Hyperglobalists believe that globalisation is happening and is broadly a good thing: this is a process that is making society better. Pessimistic globalists argue that globalisation is happening but it is a negative feature of contemporary society. They believe that globalisation is largely westernization or cultural imperialism leading to a homogeneous global society, that destroys local cultures. There are also traditionalists who are unconvinced that globalisation is really happening.
Postmodernists see globalisation as a significant feature of contemporary society. This process has a significant impact on crime both because crime itself is becoming increasingly global but also because the effects of globalisation can have knock‐on effects on criminality.
Some crimes are global in nature. The infrastructure of globalisation that allows rapid international travel, communication and business, also facilitates international crime.
THE INTERNET
- Cyber‐crime
- International terrorism
- Identity theft
TRANS‐NATIONAL BUSINESS
- Tax evasion
- Money laundering
TRAVEL
- People trafficking
- Drug trafficking
- Smuggling
- International terrorism
Globalisation Causing Crime
It is argued that globalisation has led to many companies exporting their manufacturing jobs to developing countries leading to unemployment, under‐employment and deskilling in countries like the UK and the USA which, in turn, according to left realists, can lead to relative deprivation which, they suggest, is a significant cause of crime. There is certainly evidence to suggest that crime rates are high in areas of industrial decline in developed countries, such as former mining villages in the UK, or former steel towns in the USA.
While the infrastructure of globalisation has arguably facilitated international terrorism, the current wave of terrorism could also be seen, arguably as a direct reaction to globalisation. If pessimistic globalists are correct, and the USA is turning the world into a homogeneous monoculture in its own image, fundamentalist movements (including those that engage in terrorism and other international crime) can be seen as a direct product of such a development.

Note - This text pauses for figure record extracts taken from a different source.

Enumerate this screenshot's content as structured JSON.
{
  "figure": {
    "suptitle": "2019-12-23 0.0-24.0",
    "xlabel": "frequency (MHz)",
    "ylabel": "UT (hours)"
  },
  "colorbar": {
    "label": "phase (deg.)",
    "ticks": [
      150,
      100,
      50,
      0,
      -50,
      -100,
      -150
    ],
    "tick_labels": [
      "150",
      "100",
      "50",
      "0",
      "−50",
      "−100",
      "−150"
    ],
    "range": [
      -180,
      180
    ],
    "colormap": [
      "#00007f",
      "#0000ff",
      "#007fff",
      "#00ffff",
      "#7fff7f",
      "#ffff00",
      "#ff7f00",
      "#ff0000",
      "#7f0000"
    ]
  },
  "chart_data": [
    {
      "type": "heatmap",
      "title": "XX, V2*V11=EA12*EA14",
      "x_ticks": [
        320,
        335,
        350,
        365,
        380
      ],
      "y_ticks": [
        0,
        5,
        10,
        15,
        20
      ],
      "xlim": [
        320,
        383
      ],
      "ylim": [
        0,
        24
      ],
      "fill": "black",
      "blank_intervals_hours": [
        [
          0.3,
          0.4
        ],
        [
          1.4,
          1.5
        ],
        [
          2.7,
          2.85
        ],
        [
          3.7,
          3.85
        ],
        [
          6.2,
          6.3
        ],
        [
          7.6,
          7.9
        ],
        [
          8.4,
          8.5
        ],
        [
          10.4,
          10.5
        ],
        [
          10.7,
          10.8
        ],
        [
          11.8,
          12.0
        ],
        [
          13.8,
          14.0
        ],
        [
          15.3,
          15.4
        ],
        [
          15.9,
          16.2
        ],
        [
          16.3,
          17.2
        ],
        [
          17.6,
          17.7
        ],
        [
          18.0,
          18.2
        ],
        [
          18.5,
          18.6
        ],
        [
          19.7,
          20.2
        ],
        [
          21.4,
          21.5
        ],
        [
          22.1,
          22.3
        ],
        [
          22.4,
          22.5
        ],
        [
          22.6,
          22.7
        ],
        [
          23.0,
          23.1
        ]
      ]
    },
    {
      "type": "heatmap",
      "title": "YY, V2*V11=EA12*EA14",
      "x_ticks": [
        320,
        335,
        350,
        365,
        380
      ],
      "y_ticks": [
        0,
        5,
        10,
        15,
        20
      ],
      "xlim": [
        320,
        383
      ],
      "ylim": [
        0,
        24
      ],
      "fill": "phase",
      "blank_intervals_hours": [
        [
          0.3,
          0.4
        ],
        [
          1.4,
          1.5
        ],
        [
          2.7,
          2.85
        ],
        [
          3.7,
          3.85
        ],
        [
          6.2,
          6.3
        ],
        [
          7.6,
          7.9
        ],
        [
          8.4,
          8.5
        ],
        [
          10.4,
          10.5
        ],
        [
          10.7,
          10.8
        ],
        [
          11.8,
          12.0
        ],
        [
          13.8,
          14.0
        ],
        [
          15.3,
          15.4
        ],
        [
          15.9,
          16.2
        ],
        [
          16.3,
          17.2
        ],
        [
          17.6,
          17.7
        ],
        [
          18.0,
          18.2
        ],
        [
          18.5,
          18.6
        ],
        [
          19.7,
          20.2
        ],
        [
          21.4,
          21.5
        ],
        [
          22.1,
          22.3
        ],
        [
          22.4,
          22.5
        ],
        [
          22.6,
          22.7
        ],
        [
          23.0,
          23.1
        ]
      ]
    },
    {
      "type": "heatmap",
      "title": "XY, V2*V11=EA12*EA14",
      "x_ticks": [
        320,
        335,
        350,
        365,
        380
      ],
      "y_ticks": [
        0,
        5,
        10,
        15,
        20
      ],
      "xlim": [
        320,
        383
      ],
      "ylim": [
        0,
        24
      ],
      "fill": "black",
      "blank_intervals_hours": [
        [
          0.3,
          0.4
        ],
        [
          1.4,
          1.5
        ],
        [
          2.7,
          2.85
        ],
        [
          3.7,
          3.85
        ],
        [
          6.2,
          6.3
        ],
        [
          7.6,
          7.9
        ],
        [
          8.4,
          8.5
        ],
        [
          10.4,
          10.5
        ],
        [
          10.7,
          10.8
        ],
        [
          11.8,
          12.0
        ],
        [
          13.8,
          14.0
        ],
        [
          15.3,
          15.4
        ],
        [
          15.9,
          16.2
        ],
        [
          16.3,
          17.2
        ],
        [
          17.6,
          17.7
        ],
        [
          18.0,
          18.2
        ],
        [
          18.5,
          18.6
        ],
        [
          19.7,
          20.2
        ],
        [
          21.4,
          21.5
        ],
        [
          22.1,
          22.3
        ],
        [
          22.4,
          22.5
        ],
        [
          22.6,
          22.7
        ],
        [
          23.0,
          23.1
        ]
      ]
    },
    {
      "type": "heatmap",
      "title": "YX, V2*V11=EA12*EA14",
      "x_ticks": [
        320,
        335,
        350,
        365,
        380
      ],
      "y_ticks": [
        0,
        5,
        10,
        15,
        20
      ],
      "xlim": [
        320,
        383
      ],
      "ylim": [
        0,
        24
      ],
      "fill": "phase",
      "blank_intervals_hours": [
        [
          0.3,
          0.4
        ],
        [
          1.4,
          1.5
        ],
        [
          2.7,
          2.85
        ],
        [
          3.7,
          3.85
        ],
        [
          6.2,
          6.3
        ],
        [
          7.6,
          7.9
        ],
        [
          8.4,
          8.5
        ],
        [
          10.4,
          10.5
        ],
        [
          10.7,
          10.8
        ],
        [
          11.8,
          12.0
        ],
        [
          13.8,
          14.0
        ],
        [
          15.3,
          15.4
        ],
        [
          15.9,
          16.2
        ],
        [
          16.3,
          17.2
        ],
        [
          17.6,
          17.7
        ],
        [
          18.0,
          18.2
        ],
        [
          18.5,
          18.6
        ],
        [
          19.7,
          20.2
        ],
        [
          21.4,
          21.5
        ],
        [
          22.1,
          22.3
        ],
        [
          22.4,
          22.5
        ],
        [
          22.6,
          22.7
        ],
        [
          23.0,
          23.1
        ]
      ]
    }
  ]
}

Evaluating Globalisation and Crime
- Many of these crimes have existed for centuries: smuggling is hardly only a feature of contemporary society. Terrorism has long
- The contemporary era is not the only time when there has been unemployment and under‐ employment in industrial areas. Left realists note that crime rates were much lower in the 1930s than in the 1980s, despite the Great Depression. They use this to justify their assertion that it is relative deprivation, rather than poverty per se, that drives crime. However, critics of left realists might counter that their evidence suggests that it is neither poverty nor relative deprivation that drives crime, but other factors such as welfare dependency and therefore is unrelated to globalisation.